Changes in perceived filial obligation norms among coresident family caregivers in Japan

Gerontologist. 2014 Oct;54(5):797-807.
Authors: Tsutsui T, Muramatsu N, Higashino S.

From the accepted, unedited manuscript:

Purpose of the Study: Japan introduced a nationwide long-term care insurance (LTCI) system in 2000, making long-term care (LTC) a right for older adults regardless of income and family availability. To shed light on its implications for family caregiving, we investigated perceived filial obligation norms among coresident primary family caregivers before and after the policy change. Design and Methods: Descriptive and multiple regression analyses were conducted to examine changes in perceived filial obligation norms and its subdimensions (financial, physical, and emotional support), using 2-wave panel survey data of coresident primary family caregivers (N = 611) in 1 city. The baseline survey was conducted in 1999, and a follow-up survey 2 years later. Results: On average, perceived filial obligation norms declined (p < .05). Daughters-in-law had the most significant declines (global and physical: p < .01, emotional: p < .05) among family caregivers.
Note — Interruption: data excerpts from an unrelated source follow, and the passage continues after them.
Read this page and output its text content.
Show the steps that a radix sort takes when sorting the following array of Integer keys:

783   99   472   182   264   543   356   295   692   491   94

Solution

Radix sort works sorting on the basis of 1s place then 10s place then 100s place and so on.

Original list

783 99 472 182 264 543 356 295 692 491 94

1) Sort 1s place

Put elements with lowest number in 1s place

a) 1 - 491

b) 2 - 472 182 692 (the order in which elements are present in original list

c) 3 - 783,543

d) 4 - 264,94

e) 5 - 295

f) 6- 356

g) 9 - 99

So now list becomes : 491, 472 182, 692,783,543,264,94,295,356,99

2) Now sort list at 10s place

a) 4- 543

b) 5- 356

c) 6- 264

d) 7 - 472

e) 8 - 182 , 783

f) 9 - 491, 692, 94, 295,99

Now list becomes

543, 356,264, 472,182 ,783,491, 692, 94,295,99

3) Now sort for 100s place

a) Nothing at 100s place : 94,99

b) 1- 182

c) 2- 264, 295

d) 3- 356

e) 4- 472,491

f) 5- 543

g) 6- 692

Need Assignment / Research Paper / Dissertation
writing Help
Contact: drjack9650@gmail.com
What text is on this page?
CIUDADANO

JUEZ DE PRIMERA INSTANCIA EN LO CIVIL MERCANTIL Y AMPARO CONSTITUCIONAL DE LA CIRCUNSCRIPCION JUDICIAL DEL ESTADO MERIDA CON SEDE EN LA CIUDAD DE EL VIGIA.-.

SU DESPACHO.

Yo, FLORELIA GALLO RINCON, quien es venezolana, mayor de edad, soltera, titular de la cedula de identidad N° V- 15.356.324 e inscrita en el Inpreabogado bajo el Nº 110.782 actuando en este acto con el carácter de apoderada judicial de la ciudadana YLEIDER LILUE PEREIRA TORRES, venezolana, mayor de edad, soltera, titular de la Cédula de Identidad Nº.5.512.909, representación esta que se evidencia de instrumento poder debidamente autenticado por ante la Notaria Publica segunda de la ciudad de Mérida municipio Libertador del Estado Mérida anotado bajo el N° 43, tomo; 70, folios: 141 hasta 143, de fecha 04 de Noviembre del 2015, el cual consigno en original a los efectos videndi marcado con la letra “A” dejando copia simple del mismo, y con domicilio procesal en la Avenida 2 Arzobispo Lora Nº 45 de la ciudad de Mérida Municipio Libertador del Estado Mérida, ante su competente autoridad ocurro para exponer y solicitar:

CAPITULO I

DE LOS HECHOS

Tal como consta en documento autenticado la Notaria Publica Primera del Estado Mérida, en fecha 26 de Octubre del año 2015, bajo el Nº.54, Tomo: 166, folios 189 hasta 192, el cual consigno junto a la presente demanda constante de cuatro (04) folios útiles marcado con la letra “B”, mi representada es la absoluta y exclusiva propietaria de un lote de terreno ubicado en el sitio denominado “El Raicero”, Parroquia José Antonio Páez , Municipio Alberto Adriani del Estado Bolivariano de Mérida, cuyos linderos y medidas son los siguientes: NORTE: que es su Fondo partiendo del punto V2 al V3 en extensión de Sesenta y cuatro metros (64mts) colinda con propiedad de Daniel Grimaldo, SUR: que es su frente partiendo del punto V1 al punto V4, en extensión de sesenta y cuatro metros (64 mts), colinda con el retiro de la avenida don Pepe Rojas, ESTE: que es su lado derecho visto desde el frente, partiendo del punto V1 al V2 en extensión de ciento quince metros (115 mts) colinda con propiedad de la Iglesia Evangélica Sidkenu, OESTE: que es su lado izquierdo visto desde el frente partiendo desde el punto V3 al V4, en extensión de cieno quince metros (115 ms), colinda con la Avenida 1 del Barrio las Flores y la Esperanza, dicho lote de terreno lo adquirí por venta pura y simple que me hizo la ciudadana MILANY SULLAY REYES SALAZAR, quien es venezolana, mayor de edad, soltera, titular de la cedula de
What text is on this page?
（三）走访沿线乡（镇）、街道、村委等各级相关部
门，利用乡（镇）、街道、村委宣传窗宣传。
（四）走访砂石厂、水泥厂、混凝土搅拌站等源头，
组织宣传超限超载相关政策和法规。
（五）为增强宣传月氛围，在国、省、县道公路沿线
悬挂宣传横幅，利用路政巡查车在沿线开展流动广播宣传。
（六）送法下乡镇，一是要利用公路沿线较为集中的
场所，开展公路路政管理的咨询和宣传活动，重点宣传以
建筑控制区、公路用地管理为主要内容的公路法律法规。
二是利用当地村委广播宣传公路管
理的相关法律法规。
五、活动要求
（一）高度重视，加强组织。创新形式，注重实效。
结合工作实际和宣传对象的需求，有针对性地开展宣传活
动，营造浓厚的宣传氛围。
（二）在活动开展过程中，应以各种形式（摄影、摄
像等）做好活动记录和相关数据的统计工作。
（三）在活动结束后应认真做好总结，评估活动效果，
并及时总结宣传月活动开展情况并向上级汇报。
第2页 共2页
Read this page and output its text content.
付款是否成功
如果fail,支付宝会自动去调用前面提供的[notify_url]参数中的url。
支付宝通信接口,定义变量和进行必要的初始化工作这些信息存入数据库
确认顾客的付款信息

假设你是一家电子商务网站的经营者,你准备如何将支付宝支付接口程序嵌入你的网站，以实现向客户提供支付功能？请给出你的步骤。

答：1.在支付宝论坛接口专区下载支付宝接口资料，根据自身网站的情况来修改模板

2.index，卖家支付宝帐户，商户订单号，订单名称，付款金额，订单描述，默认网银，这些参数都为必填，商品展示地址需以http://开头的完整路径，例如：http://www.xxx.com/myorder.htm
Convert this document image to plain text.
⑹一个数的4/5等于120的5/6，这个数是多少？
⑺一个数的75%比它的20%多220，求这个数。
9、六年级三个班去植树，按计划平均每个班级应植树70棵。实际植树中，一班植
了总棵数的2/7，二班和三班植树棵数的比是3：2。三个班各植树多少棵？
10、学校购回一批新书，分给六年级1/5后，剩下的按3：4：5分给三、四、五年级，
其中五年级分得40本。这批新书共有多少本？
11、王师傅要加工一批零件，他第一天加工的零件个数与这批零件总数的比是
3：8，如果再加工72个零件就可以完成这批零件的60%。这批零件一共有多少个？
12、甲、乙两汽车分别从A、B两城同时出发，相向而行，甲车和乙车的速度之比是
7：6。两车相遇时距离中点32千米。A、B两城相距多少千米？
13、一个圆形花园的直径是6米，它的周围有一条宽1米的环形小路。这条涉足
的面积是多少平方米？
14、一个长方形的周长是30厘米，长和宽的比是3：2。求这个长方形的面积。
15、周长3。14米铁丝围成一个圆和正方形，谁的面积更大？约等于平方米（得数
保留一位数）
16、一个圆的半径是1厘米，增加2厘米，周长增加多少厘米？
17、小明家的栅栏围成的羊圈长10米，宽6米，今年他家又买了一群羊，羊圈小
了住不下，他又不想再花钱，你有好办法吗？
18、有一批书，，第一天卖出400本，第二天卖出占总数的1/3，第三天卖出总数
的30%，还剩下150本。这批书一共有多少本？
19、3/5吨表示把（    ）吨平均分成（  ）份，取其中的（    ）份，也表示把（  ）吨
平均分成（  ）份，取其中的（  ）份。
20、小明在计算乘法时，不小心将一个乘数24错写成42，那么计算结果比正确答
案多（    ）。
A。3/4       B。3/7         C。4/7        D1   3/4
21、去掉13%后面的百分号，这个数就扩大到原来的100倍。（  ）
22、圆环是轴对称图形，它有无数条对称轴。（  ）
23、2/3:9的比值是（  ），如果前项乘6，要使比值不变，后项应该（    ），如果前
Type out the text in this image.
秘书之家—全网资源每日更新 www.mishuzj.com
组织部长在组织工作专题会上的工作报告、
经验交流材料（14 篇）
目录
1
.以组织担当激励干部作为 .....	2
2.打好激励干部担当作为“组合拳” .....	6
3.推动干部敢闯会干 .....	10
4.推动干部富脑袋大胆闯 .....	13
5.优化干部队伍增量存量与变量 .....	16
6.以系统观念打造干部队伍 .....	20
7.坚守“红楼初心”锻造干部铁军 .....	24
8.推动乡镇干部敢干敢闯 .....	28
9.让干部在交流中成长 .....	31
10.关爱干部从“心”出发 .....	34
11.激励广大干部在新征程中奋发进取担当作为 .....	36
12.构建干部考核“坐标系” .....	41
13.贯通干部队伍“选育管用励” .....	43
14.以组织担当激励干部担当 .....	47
In particular, physical support, which Japan’s LTC reform targeted, declined significantly among daughters and daughters-in-law (p < .01). Multiple regression analysis indicated that daughters-in-law had significantly lower perceived filial obligation norms after the policy introduction than sons and daughters (p < .01 and p < .05, respectively), controlling for the baseline filial obligation and situational factors. Implications: Our research indicates declining roles of daughters-in-law in elder care during Japan’s LTCI system implementation period. Further international efforts are needed to design and implement longitudinal studies that help promote understanding of the interplay among national LTC policies, social changes, and caregiving norms and behaviors.